Now, all the human workers have to do is input basic information such as the name and price of the product being sold, proofread the generated script, and watch the digital influencer go live. A more advanced version of the technology can spot live comments and find matching answers in its database to answer in real time, so it looks as if the AI streamer is actively communicating with the audience. It can even adjust its marketing strategy based on the number of viewers, Sima says.
These livestream AI clones are trained on the common scripts and gestures seen in e-commerce videos, says Huang Wei, the director of virtual influencer livestreaming business at the Chinese AI company Xiaoice. The company has a database of nearly a hundred pre-designed movements.
“For example, [when human streamers say] ‘Welcome to my livestream channel. Move your fingers and hit the follow button,’ they are definitely pointing their finger upward, because that’s where the ‘Follow’ button is on the screen of most mobile livestream apps,” says Huang. Similarly, when streamers introduce a new product, they point down—to the shopping cart, where viewers can find all products. Xiaoice’s AI streamers replicate all these common tricks. “We want to make sure the spoken language and the body language are matching. You don’t want it to be talking about the Follow button while it’s clapping its hands. That would look weird,” she says.
Spun off from Microsoft Software Technology Center Asia in 2020, Xiaoice has always been focused on creating more human-like AI, particularly avatars that are capable of showing emotions. “Traditional e-commerce sites just feel like a shelf of goods to most customers. It’s cold. In livestreaming, there is more emotional connection between the host and the viewers, and they can introduce the products better,” Huang says.
After piloting with a few clients last year, Xiaoice officially launched its service of generating under-$1,000 digital clones this year; like Silicon Intelligence, Xiaoice only needs human streamers to provide a one-minute video of themselves.
And like its competitors, Xiaoice clients can spend more to fine-tune the details. For example, Liu Jianhong, a Chinese sports announcer, made an exquisite clone of himself during the 2022 FIFA World Cup to read out the match results and other relevant news on Douyin.

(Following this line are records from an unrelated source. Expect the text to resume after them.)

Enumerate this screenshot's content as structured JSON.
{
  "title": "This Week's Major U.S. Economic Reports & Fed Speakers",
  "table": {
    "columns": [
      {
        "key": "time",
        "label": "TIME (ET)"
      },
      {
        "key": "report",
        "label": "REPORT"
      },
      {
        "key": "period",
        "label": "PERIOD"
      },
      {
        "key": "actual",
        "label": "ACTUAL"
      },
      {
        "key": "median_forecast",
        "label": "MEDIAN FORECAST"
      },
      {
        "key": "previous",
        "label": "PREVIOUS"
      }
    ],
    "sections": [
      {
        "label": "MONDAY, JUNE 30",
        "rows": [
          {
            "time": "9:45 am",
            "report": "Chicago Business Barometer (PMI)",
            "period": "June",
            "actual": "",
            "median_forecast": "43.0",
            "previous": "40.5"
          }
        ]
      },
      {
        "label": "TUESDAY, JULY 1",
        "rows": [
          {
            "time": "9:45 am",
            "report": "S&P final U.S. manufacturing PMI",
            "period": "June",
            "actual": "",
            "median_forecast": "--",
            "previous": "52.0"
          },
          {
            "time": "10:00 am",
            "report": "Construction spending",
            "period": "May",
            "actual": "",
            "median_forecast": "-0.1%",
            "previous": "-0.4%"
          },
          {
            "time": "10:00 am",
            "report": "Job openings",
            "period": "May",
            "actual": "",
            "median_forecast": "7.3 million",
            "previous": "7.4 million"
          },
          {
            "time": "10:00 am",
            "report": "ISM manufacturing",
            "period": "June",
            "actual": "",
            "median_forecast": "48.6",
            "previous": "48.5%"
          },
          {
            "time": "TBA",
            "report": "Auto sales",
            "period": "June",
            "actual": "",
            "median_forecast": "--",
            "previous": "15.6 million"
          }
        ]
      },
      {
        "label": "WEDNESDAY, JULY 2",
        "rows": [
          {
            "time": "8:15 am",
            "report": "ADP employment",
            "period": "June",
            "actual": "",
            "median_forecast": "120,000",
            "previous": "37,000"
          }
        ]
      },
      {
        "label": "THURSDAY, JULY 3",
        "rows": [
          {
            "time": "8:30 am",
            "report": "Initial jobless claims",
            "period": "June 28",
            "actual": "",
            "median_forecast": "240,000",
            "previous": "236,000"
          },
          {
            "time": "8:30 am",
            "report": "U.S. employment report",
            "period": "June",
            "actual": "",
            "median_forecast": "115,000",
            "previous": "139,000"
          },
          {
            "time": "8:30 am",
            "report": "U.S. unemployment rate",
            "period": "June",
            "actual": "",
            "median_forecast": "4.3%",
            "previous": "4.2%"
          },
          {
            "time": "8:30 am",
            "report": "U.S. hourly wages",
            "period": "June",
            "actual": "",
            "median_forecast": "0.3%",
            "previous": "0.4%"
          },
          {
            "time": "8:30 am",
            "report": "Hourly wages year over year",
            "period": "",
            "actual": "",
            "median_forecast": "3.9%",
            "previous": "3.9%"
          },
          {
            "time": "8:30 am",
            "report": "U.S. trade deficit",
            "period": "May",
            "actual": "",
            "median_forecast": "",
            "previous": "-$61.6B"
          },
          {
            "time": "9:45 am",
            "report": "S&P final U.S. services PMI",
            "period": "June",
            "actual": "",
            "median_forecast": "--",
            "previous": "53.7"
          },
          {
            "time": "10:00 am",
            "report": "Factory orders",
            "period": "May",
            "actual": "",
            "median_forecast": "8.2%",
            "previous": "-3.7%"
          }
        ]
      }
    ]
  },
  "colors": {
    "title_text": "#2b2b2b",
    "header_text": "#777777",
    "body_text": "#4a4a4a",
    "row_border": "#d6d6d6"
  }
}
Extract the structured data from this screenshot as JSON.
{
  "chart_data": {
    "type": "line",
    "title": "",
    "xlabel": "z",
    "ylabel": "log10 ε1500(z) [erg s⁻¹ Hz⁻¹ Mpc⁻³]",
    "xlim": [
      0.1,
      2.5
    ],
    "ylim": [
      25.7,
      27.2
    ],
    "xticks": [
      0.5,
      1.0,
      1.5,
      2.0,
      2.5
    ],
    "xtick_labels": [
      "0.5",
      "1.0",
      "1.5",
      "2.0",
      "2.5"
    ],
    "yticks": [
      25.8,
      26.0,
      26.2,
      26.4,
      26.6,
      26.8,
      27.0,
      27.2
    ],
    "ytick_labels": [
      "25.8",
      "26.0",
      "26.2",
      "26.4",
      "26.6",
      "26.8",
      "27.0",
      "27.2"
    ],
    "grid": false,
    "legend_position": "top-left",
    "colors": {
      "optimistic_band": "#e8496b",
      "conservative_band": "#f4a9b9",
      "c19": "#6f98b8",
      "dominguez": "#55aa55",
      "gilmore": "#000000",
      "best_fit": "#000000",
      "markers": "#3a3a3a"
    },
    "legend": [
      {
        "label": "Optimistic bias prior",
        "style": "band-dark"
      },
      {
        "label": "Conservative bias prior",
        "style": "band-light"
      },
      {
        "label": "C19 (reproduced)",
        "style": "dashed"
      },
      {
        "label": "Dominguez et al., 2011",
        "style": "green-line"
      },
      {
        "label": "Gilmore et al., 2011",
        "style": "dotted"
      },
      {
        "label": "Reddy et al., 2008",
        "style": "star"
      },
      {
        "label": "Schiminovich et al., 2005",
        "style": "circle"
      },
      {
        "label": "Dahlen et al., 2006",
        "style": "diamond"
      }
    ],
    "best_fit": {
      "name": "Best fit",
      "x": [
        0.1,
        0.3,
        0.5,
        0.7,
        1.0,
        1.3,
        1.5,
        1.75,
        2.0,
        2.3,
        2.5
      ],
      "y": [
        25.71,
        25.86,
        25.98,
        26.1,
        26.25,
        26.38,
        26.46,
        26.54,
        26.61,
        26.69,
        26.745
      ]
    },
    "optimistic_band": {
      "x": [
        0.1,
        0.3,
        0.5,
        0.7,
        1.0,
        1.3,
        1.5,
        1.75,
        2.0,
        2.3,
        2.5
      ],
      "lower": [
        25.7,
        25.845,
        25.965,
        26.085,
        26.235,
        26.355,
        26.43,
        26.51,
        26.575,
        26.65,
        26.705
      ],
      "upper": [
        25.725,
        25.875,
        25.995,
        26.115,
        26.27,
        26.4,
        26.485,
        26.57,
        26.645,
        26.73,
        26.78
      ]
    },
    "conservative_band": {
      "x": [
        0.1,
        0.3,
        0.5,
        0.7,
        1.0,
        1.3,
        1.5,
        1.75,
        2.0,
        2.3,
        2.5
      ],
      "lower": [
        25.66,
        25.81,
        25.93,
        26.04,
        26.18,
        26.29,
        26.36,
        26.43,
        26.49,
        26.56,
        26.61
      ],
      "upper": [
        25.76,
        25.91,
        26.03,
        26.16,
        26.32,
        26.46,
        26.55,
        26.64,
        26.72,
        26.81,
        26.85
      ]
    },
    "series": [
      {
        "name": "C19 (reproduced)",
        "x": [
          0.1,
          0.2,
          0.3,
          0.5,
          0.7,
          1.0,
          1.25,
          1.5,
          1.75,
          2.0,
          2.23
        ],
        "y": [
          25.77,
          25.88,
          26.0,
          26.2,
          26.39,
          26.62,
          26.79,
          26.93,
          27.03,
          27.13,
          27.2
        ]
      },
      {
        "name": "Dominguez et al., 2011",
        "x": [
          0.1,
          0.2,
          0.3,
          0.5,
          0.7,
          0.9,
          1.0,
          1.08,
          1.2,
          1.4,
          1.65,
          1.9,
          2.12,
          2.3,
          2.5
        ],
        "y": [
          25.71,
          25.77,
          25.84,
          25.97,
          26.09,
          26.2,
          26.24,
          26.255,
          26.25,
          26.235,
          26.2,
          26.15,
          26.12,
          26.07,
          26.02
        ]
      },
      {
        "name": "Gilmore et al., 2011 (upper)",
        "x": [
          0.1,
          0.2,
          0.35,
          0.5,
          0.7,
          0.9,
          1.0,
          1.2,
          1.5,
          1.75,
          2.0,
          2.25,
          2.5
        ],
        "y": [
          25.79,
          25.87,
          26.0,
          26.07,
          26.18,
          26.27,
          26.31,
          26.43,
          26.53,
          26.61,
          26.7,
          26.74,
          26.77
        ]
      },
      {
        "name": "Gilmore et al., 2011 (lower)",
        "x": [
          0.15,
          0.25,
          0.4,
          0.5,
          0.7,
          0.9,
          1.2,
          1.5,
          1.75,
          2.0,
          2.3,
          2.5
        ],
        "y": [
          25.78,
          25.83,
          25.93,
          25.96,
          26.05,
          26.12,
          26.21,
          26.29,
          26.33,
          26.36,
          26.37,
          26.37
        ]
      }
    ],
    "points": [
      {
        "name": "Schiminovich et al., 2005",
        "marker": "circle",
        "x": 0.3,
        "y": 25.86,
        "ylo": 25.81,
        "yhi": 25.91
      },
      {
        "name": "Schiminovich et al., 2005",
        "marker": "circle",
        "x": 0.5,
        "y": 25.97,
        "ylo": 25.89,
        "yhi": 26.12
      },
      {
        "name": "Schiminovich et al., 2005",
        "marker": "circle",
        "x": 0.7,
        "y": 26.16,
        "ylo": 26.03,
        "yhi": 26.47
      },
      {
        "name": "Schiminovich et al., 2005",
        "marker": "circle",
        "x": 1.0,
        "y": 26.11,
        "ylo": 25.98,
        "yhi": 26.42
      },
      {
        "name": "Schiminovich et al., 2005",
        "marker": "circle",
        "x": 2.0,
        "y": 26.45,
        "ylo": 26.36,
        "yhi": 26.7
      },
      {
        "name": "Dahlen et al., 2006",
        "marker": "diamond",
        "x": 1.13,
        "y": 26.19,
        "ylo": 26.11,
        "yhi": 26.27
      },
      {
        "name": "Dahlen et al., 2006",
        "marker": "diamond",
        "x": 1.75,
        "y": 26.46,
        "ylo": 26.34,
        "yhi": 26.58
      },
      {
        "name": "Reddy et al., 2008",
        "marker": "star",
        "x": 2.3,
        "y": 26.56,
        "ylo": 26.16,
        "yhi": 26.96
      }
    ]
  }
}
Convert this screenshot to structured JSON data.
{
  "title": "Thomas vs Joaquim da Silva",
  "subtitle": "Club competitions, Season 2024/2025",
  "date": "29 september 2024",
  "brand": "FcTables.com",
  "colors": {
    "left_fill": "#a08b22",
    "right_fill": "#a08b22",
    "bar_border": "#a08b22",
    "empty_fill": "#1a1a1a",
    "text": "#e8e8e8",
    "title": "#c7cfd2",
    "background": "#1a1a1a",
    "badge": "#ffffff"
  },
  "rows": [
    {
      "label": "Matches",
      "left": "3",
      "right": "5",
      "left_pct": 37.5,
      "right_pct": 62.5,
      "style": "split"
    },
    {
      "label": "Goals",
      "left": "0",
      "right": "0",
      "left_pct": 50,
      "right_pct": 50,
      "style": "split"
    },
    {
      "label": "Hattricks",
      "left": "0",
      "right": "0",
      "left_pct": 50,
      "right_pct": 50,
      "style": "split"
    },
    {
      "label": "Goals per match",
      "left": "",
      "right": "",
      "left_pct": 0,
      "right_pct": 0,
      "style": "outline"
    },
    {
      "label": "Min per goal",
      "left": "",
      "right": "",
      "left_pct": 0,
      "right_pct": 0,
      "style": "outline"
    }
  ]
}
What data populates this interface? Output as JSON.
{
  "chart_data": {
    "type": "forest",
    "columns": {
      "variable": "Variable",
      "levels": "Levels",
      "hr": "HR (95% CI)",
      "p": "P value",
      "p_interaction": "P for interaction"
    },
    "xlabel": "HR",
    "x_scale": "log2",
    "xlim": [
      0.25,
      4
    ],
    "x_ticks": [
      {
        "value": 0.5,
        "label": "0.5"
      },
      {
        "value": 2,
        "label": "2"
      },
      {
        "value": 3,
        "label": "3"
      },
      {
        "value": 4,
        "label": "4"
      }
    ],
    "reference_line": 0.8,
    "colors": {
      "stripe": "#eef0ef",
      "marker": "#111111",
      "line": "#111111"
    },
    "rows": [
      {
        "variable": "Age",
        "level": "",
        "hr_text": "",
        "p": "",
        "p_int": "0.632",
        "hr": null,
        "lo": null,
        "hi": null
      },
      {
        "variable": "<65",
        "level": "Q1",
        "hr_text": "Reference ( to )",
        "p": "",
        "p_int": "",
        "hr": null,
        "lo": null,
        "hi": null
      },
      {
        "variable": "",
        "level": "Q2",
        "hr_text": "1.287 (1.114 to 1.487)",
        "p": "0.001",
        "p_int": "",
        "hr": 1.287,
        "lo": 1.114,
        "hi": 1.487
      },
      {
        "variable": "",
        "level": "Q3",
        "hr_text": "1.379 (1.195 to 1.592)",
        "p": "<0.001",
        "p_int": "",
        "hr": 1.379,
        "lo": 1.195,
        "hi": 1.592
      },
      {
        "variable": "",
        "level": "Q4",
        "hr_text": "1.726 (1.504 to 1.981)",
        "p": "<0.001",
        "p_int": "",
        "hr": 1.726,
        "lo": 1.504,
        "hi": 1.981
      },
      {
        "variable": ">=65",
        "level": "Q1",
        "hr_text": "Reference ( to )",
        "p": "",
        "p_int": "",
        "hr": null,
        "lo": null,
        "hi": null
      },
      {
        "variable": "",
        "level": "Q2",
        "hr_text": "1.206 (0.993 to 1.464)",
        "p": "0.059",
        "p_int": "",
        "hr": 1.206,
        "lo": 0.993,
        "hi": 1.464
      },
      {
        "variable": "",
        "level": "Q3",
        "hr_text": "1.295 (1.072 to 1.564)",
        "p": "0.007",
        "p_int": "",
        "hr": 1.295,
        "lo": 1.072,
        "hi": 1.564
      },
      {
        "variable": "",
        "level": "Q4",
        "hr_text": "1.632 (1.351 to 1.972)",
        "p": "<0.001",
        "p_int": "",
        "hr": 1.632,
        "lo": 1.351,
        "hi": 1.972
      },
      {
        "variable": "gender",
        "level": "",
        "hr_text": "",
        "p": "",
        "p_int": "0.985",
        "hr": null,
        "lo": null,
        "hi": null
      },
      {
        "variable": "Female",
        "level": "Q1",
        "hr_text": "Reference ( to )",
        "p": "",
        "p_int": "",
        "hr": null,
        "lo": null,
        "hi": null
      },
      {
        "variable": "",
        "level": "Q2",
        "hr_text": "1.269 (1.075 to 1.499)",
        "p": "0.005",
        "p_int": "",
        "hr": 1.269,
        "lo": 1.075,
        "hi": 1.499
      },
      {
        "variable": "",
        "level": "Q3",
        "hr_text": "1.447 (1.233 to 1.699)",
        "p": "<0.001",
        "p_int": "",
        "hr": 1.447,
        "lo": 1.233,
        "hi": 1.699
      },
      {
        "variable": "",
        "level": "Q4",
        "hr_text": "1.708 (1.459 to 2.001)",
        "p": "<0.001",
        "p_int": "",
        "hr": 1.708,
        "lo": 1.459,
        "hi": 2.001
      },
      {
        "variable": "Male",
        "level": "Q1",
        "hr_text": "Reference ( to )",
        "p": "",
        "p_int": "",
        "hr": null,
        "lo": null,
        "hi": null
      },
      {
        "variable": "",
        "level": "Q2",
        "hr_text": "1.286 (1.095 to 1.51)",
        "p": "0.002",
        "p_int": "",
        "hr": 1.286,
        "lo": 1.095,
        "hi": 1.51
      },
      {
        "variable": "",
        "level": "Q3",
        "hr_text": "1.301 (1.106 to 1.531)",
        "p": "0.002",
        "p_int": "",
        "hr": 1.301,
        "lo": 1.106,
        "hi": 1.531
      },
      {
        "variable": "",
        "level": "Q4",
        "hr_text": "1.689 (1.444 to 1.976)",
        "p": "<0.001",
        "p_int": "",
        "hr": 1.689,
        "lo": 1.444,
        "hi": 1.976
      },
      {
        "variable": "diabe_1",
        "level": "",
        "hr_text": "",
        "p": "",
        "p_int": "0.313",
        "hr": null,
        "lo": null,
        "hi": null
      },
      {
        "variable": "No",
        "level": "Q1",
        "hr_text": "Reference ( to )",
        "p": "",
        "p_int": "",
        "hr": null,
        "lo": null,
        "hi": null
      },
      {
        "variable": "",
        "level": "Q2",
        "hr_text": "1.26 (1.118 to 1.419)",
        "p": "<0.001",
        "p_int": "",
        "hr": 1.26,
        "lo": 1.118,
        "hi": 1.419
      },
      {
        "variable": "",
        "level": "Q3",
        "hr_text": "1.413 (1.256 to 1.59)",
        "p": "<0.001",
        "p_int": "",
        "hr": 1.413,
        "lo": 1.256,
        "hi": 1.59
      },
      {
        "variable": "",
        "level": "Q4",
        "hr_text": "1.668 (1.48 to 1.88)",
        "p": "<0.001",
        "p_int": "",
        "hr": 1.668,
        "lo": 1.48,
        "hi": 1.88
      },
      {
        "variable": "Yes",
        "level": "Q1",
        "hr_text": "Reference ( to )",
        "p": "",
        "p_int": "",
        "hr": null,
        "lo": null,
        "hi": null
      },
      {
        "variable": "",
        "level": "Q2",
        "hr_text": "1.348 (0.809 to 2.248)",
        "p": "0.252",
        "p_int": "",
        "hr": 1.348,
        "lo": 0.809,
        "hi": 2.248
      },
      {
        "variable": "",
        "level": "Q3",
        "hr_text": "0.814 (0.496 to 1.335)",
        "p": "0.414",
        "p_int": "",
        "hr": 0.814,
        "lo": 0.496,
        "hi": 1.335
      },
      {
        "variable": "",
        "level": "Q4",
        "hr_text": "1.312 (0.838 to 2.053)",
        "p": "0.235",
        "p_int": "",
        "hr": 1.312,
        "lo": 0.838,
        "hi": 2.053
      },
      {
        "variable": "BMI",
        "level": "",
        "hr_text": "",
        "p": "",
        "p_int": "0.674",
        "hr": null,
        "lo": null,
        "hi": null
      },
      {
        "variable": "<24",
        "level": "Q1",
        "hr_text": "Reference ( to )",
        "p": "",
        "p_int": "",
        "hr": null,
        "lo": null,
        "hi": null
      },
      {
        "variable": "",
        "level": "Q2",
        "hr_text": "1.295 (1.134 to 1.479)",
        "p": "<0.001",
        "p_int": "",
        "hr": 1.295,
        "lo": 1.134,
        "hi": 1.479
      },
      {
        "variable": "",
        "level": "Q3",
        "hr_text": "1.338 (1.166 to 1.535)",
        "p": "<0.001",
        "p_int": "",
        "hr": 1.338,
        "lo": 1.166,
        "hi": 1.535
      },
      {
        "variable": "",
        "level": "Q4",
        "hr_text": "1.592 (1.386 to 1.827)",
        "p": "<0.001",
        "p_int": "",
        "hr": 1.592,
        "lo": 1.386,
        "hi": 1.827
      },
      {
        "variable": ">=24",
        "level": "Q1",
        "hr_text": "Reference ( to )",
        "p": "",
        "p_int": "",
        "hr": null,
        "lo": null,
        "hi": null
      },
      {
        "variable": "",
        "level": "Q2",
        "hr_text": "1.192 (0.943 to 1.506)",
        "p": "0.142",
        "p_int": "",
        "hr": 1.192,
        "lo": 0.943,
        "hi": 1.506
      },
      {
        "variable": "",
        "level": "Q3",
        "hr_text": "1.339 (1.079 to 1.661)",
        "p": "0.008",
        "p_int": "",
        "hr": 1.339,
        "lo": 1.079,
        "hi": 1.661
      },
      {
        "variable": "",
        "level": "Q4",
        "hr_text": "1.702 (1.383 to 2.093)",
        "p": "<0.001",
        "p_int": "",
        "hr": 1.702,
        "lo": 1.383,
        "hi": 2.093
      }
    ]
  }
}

A cheap replacement for human streamers
These generated streamers won’t be able to beat the star e-commerce influencers, Huang says, but they are good enough to replace mid-tier ones. Human creators, including those who used their videos to train their AI clones, are already feeling the squeeze from their digital rivals to some extent. It’s harder to get a job as an e-commerce livestream host this year, and the average salary for livestream hosts in China went down 20% compared to 2022, according to the analytics firm iiMedai Research.